If Soldiers' Angels hadn't given a laptop to Chuck and that most wonderful anonymous donation been made to his Amazon account for him to get Dragon Naturally Speaking, none of us would have been reading blog posts from him a few days later. How many of us found his blog or made the first comment or sent him a card or dropped him an email after he was able to start blogging again? Because of Project Valour-IT, Chuck was able to reconnect with the people who were in his life before the IED. I don't want to take anything away from the value and magic of those ties being made whole again. But he was also able to meet so many new people through that computer because his voice on the net had not been taken away from those of us who hadn't reached out yet.
If Chuck hadn't gotten a laptop and been able to keep blogging, he never would have broken the blog and gotten unsolicited advice from me. If he hadn't been able to keep blogging, he would have just been a distant memory for me. And that would suck.
Chuck, thanks for breaking the blog. Patti, thanks going on eBay and buying him a laptop. Thank you to everyone who started the ball rolling for Valour-IT and everyone who kept it rolling. Thank you to everyone who donates and lets this happen again and again to so many people in so many places.

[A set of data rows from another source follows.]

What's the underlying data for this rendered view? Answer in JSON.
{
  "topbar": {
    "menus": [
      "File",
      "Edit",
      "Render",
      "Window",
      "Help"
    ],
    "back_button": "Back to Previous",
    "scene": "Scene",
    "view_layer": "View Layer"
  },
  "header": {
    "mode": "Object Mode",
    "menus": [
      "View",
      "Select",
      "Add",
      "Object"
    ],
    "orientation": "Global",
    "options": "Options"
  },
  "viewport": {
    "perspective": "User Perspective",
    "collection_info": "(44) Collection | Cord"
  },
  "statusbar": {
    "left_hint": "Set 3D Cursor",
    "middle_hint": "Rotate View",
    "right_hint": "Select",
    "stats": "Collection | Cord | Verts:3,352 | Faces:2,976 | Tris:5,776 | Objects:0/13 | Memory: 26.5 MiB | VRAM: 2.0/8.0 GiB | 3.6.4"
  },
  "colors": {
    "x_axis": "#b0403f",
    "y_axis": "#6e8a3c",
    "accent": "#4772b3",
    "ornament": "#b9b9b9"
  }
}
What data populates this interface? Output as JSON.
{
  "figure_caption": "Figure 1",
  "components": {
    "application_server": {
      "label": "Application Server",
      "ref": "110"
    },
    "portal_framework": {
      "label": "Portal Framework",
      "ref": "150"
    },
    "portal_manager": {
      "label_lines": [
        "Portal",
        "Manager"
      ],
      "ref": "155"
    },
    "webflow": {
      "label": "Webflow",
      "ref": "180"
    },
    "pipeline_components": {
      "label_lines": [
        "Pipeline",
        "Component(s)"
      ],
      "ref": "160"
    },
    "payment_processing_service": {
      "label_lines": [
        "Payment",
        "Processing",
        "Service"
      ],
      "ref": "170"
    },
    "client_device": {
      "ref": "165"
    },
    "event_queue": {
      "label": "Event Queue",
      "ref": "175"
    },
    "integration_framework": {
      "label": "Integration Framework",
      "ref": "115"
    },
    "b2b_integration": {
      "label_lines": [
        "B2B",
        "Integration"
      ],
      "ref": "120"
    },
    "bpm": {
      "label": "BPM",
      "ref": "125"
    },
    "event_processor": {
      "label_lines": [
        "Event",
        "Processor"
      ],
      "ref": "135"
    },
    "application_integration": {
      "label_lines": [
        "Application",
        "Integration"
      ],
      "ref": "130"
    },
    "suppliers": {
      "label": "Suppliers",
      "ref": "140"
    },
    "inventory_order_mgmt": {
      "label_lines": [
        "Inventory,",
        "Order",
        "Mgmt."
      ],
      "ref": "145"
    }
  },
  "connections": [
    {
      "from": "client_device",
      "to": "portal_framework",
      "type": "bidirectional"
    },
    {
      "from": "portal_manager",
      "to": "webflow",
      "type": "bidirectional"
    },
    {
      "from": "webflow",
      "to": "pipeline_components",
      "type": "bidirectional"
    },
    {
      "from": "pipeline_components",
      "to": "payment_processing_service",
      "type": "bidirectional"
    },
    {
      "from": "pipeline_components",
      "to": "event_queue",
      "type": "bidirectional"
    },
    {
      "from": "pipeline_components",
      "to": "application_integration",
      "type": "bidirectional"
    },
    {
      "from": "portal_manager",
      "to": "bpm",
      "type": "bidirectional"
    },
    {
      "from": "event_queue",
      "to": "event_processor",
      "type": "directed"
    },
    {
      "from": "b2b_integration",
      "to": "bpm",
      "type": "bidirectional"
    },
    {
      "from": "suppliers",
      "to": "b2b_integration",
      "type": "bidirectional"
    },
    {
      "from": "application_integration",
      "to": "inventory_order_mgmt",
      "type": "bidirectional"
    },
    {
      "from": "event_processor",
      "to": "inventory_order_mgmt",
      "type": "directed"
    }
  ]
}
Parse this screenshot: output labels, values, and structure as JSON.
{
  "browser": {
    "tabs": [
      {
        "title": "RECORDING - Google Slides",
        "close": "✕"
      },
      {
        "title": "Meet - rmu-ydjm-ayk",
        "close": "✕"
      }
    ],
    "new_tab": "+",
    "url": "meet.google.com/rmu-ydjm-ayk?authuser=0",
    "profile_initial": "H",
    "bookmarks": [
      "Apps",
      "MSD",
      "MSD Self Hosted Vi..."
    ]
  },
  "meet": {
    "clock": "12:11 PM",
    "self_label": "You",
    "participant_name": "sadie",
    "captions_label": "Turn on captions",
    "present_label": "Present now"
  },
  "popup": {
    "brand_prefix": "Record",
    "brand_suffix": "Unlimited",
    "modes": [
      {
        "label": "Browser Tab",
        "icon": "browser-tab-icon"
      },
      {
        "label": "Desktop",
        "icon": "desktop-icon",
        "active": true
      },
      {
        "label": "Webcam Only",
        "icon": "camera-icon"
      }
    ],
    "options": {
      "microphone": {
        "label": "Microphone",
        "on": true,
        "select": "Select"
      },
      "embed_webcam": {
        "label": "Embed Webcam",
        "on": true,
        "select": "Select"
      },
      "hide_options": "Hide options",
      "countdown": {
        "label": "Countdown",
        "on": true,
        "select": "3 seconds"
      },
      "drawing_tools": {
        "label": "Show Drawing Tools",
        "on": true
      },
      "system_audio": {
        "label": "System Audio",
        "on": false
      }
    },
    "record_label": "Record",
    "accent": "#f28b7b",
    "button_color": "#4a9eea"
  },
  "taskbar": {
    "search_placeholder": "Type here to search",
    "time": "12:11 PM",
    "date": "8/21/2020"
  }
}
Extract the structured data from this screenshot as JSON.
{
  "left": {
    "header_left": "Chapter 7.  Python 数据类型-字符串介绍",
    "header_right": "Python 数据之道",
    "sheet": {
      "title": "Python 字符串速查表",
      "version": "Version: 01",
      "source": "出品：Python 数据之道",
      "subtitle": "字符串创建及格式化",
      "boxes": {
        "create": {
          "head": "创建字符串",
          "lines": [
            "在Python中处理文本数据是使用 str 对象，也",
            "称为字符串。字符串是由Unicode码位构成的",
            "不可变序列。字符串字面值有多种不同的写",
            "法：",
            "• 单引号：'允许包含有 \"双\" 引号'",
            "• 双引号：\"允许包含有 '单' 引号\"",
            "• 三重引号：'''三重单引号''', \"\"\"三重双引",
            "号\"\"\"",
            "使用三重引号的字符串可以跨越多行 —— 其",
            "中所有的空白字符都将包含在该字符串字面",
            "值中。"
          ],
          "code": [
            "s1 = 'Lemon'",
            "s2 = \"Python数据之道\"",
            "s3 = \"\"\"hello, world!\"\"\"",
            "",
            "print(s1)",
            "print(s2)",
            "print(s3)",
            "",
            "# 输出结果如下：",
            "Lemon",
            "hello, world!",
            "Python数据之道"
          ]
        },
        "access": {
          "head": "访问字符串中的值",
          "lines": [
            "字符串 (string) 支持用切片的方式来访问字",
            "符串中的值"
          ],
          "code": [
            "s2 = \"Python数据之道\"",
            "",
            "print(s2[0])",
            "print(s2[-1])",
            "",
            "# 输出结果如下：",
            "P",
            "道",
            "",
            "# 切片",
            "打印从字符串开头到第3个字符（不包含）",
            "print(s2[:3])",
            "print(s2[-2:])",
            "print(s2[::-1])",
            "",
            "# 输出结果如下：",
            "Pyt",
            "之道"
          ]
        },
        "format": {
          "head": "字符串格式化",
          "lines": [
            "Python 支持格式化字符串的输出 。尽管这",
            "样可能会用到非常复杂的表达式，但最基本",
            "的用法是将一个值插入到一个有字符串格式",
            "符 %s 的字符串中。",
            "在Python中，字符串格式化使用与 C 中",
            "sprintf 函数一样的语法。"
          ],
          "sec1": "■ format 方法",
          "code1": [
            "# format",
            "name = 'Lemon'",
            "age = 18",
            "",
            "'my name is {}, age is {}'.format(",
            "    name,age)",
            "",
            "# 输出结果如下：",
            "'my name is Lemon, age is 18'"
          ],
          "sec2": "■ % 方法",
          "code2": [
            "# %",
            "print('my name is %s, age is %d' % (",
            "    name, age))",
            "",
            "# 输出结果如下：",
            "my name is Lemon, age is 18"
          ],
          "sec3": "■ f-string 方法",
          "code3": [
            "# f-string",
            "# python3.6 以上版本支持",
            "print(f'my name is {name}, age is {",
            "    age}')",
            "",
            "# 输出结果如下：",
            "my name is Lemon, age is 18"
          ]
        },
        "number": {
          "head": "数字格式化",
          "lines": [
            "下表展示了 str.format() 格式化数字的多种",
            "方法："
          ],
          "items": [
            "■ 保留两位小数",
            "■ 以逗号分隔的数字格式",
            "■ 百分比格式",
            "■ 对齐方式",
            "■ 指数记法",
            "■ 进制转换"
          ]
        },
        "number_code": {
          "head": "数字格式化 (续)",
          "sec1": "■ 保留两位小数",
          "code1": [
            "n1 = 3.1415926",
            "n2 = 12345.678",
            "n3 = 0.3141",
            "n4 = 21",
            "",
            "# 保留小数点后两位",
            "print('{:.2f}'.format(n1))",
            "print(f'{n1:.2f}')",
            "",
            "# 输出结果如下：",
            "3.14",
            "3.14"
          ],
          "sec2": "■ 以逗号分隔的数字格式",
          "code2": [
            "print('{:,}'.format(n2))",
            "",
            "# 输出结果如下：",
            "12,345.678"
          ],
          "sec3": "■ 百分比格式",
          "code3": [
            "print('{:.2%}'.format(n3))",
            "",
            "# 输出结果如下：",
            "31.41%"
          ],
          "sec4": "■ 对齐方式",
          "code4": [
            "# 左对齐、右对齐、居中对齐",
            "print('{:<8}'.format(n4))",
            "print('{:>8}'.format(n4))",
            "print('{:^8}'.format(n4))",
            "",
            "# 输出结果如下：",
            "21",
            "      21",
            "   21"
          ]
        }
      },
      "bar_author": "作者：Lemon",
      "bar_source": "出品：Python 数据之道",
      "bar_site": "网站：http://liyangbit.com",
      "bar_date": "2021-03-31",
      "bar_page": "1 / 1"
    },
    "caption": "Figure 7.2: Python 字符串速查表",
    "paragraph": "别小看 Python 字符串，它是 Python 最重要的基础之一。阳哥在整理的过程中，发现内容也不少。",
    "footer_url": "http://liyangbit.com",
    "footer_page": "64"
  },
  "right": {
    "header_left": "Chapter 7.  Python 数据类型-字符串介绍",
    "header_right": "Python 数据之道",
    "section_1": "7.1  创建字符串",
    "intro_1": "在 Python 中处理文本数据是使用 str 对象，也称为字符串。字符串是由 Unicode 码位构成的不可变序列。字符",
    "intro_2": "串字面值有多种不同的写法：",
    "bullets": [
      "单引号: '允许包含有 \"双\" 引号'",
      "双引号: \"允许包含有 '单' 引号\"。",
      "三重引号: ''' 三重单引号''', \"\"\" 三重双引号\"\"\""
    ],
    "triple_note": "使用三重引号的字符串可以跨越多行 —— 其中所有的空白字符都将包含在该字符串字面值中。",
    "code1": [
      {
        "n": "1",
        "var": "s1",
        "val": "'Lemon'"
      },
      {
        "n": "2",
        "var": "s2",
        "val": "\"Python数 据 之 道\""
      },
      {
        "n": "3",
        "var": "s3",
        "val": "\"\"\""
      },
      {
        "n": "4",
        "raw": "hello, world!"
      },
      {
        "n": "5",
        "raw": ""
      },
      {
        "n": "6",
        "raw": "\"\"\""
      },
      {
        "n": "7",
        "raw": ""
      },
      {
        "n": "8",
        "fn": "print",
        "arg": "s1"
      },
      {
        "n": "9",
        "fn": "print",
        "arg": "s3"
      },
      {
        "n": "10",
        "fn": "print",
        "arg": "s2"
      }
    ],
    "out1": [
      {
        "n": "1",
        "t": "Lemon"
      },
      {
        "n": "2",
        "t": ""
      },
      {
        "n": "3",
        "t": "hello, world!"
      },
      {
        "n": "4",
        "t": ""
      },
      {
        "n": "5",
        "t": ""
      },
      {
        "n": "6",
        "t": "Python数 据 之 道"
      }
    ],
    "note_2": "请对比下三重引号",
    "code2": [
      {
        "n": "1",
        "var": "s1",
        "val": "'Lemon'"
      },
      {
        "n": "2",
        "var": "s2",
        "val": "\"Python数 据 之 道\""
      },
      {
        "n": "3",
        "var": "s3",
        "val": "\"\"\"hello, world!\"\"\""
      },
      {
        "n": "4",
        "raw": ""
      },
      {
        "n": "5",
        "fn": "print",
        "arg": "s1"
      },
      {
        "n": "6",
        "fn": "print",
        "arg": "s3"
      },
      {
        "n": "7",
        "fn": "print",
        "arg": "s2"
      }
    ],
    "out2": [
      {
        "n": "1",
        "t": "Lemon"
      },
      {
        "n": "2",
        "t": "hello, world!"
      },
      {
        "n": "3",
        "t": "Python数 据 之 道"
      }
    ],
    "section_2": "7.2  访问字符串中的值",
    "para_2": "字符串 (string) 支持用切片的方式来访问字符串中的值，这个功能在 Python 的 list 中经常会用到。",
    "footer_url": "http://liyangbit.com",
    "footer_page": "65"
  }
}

Every morning when I'm getting ready for work, I see a cashout voucher from the Straosphere slot machines for $0.13. It reminds me of the friends I have who I don't get to see nearly enough, but whose presence on this planet remind me there's a lot more to life than my daily drama. I never would have been trying to get to that rollercoaster thing on the top of the Straosphere a few minutes too late with some of the coolest people I've ever met if that first Valour-IT laptop hadn't been given to Chuck.